Affaire Paul Watson : des accusations peu crédibles sur le plan juridique

En émettant le 23 juillet 2024 un arrêt international via Interpol contre Paul Watson , le Japon entend punir l’activiste pour son engagement contre la pêche illégale. Une procédure juridique très controversée comme l’a souligné le 16 octobre dernier une conférence de presse de l’ONG Sea Shepherd France avec un collectif de juristes chargé de sa défense.

par Michel Cros

« En cinquante années d’activités, Paul Watson n’a jamais blessé personne », déclare la présidente de Sea Shepherd France, Lamya Essemlali, en début de conférence, jeudi 16 octobre 2024. En tant que citoyens européens, nous sommes en droit de nous demander sur quelles bases s’appuie ce mandat international émis par le Japon, et connaître les raisons – savoir si elles sont vraiment connues et bien fondées – d’un tel acharnement envers un homme qui essaie depuis un demi-siècle de faire respecter, avec une autorité pacifique, un moratoire baleinier international.

Les faits rapportés lors de cette conférence par le collectif des juristes, les intervenants et surtout par la présidente de Sea Shepherd France nous éclairent sur le motif d’accusation invoqué, mais aussi sur l’origine réelle de cette arrestation. Afin d’avoir une vision générale du contexte de cette arrestation quelque peu complexe juridiquement, il est important de garder à l’esprit deux dates majeures qui vont orienter le déroulement de cette affaire.

Cette arrestation n’aurait peut-être jamais eu lieu si des marins au Groenland n’avaient contacté les autorités danoises, en voyant arriver le 21 juillet 2024 le bateau de Paul Watson dans le petit port de Nuuk. Car ce sont ces mêmes autorités, sur les dires de ces pêcheurs, qui ont alerté les services d’Interpol (où Paul Watson est inscrit sur une liste rouge), conduisant le Japon à demander son arrestation.

Ce n’est pas un hasard si c’est au Groenland, sous protectorat danois, que Paul a été arrêté, et c’est important d’avoir en tête la dimension politique sous-jacente, explique Lamya Essemlali, pour bien comprendre le contexte : cette arrestation renvoie  à une polémique entre le Danemark et Sea Shepherd sur le Grindadrap, le plus grand massacre de dauphins en Europe, dénoncé depuis plusieurs années par l’ONG, mais qui continue de jouir d’un statut de tradition aux îles Féroé, où il y a un fort mouvement indépendantiste pour pérenniser cette chasse locale très meurtrière.

« Ce sont les îles Féroé qui ont appelé le Groenland, qui a contacté le Danemark, qui a prévenu le Japon, s’insurge Lamya Essemlali.
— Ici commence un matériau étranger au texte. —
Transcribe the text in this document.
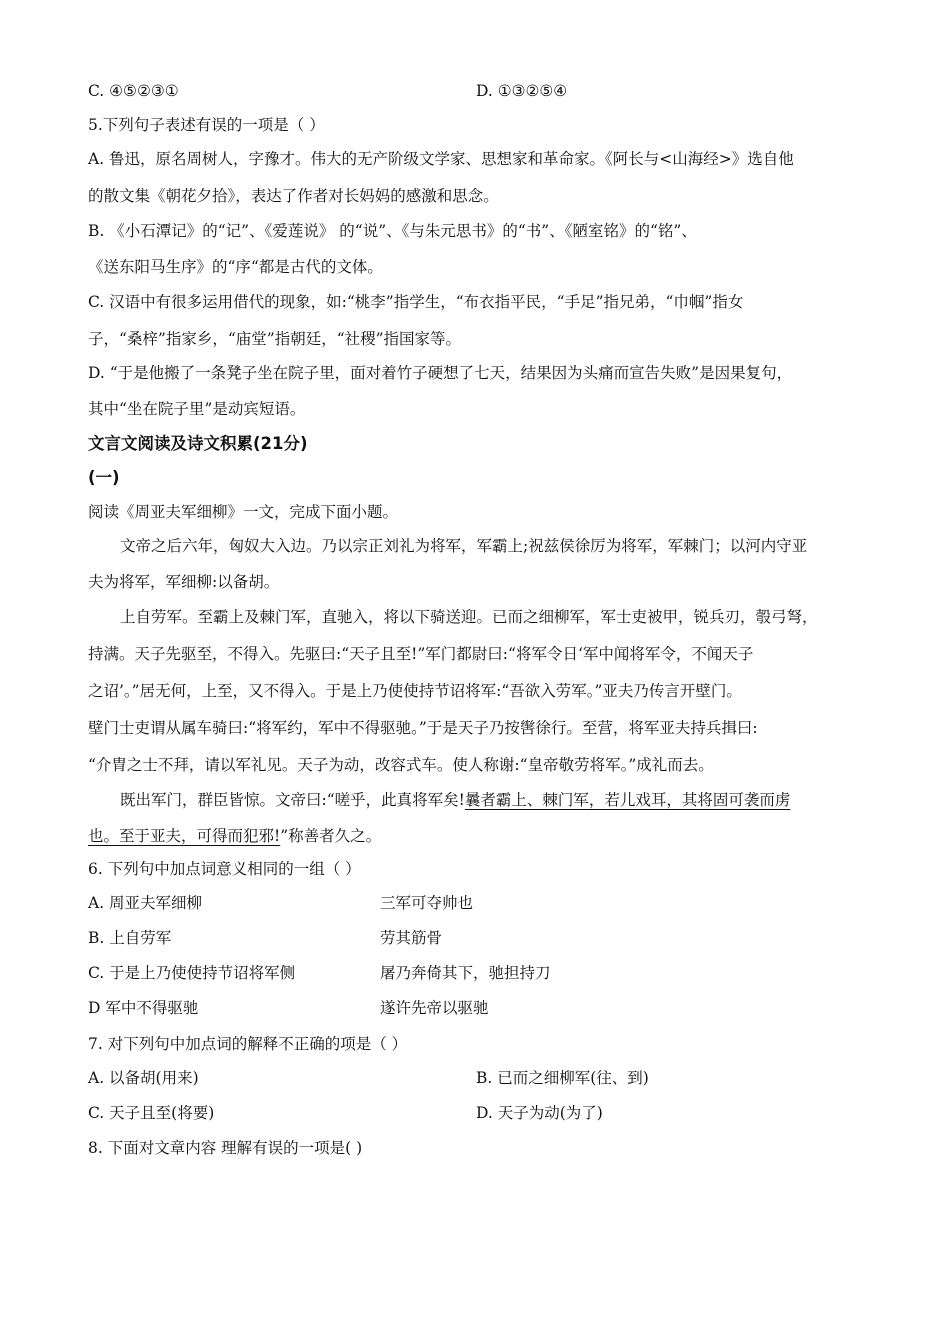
C. ④⑤②③①	D. ①③②⑤④
5.下列句子表述有误的一项是（ ）
A. 鲁迅，原名周树人，字豫才。伟大的无产阶级文学家、思想家和革命家。《阿长与<山海经>》选自他
的散文集《朝花夕拾》，表达了作者对长妈妈的感激和思念。
B. 《小石潭记》的“记”、《爱莲说》 的“说”、《与朱元思书》的“书”、《陋室铭》的“铭”、
《送东阳马生序》的“序“都是古代的文体。
C. 汉语中有很多运用借代的现象，如:“桃李”指学生，“布衣指平民，“手足”指兄弟，“巾帼”指女
子，“桑梓”指家乡，“庙堂”指朝廷，“社稷”指国家等。
D. “于是他搬了一条凳子坐在院子里，面对着竹子硬想了七天，结果因为头痛而宣告失败”是因果复句，
其中“坐在院子里”是动宾短语。
文言文阅读及诗文积累(21分)
(一)
阅读《周亚夫军细柳》一文，完成下面小题。
文帝之后六年，匈奴大入边。乃以宗正刘礼为将军，军霸上;祝兹侯徐厉为将军，军棘门；以河内守亚
夫为将军，军细柳:以备胡。
上自劳军。至霸上及棘门军，直驰入，将以下骑送迎。已而之细柳军，军士吏被甲，锐兵刃，彀弓弩，
持满。天子先驱至，不得入。先驱曰:“天子且至!”军门都尉曰:“将军令日‘军中闻将军令，不闻天子
之诏’。”居无何，上至，又不得入。于是上乃使使持节诏将军:“吾欲入劳军。”亚夫乃传言开壁门。
壁门士吏谓从属车骑曰:“将军约，军中不得驱驰。”于是天子乃按辔徐行。至营，将军亚夫持兵揖曰:
“介胄之士不拜，请以军礼见。天子为动，改容式车。使人称谢:“皇帝敬劳将军。”成礼而去。
既出军门，群臣皆惊。文帝曰:“嗟乎，此真将军矣!曩者霸上、棘门军，若儿戏耳，其将固可袭而虏
也。至于亚夫，可得而犯邪!”称善者久之。
6. 下列句中加点词意义相同的一组（ ）
A. 周亚夫军细柳	三军可夺帅也
B. 上自劳军	劳其筋骨
C. 于是上乃使使持节诏将军侧	屠乃奔倚其下，驰担持刀
D 军中不得驱驰	遂许先帝以驱驰
7. 对下列句中加点词的解释不正确的项是（ ）
A. 以备胡(用来)	B. 已而之细柳军(往、到)
C. 天子且至(将要)	D. 天子为动(为了)
8. 下面对文章内容 理解有误的一项是( )
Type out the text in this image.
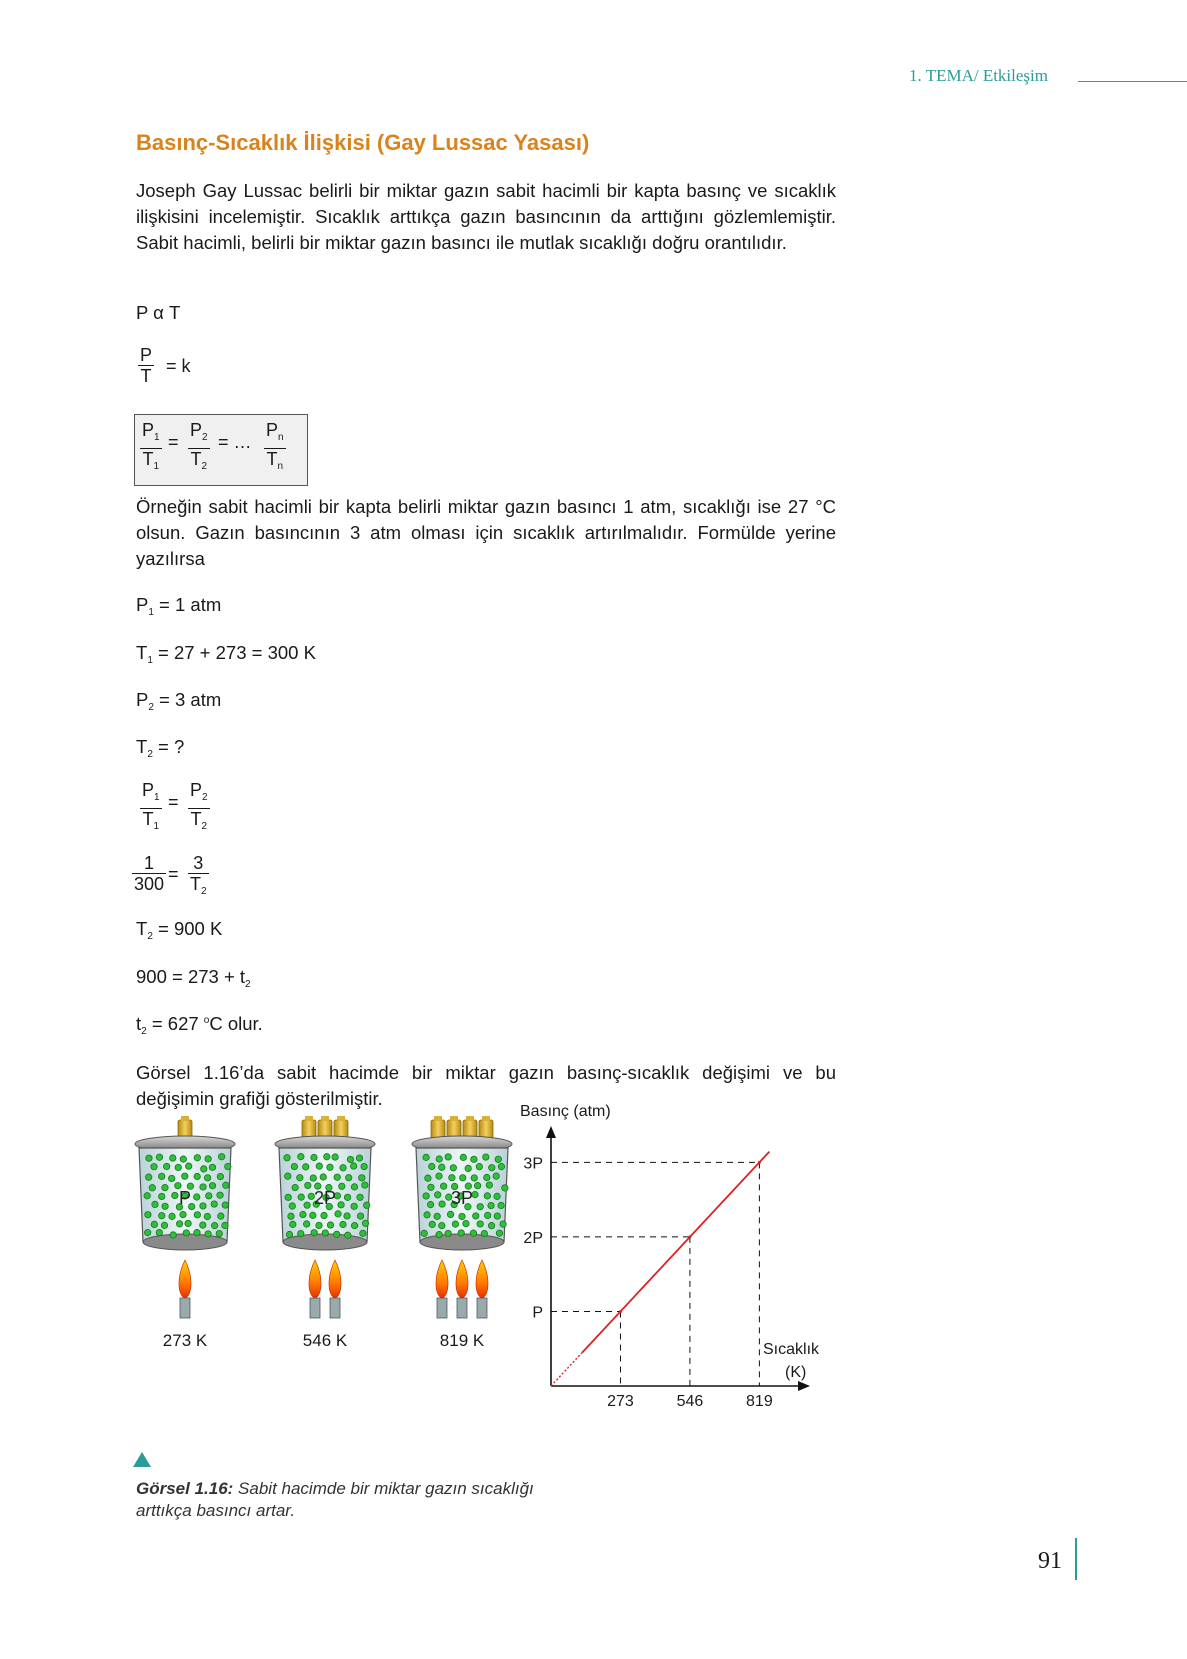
1. TEMA/ Etkileşim
Basınç-Sıcaklık İlişkisi (Gay Lussac Yasası)
Joseph Gay Lussac belirli bir miktar gazın sabit hacimli bir kapta basınç ve sıcaklık ilişkisini incelemiştir. Sıcaklık arttıkça gazın basıncının da arttığını gözlemlemiştir. Sabit hacimli, belirli bir miktar gazın basıncı ile mutlak sıcaklığı doğru orantılıdır.
P α T
P
T = k
$P_1$
$T_1$
=
$P_2$
$T_2$
= …
$P_n$
$T_n$
Örneğin sabit hacimli bir kapta belirli miktar gazın basıncı 1 atm, sıcaklığı ise 27 °C olsun. Gazın basıncının 3 atm olması için sıcaklık artırılmalıdır. Formülde yerine yazılırsa
$P_1 = 1$ atm
$T_1 = 27 + 273 = 300$ K
$P_2 = 3$ atm
$T_2$ = ?
$P_1$
$T_1$
=
$P_2$
$T_2$
1
300 =
3
$T_2$
$T_2 = 900$ K
$900 = 273 + t_2$
$t_2 = 627$ $^o$C olur.
Görsel 1.16’da sabit hacimde bir miktar gazın basınç-sıcaklık değişimi ve bu değişimin grafiği gösterilmiştir.
P
273 K
2P
546 K
3P
819 K
Basınç (atm)
Sıcaklık
(K)
273
P
546
2P
819
3P
Görsel 1.16: Sabit hacimde bir miktar gazın sıcaklığı arttıkça basıncı artar.
91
Tiens, on sait que Paul Watson va s’arrêter au Groenland le 21 juillet, est-ce qu’il vous intéresse toujours ? cCest ça qui s’est passé ! » Donc, des tueurs de baleines et de dauphins se sont alliés pour dresser un guet-apens à leur ennemi commun qui est Paul Watson… D’où la suspicion de Sea Shepherd France sur la neutralité du Danemark dans cette affaire…

Autre date capitale, le 6 janvier 2010 : ce jour-là, un incident majeur arrive au navire néo-zélandais du capitaine Pitt, l’un des coéquipiers partenaires de Sea Shepherd. Le baleinier Shönun Maru percute et coupe en deux le bateau de Pitt, l’Adigill, alors à l’arrêt (en manque de carburant), manquant de tuer six membres d’équipage, poursuit Lamya, qui traduit le témoignage en visio de Pitt. « Le département maritime de Nouvelle-Zélande a conclu que la responsabilité de la collision était celle du capitaine du Shönun Maru qui – et c’est très visible sur les images – a fait un effort pour se déporter à babord pour percuter l’Adigir. » L’abordage du baleinier japonais par le commandant néo-zélandais est l’évènement déclencheur qui va conduire le Japon à lancer un mandat d’arrêt international contre Paul Watson, avec une ligne rouge d’Interpol, lié à ses campagnes anti-chasse à la baleine dans l’Antarctique.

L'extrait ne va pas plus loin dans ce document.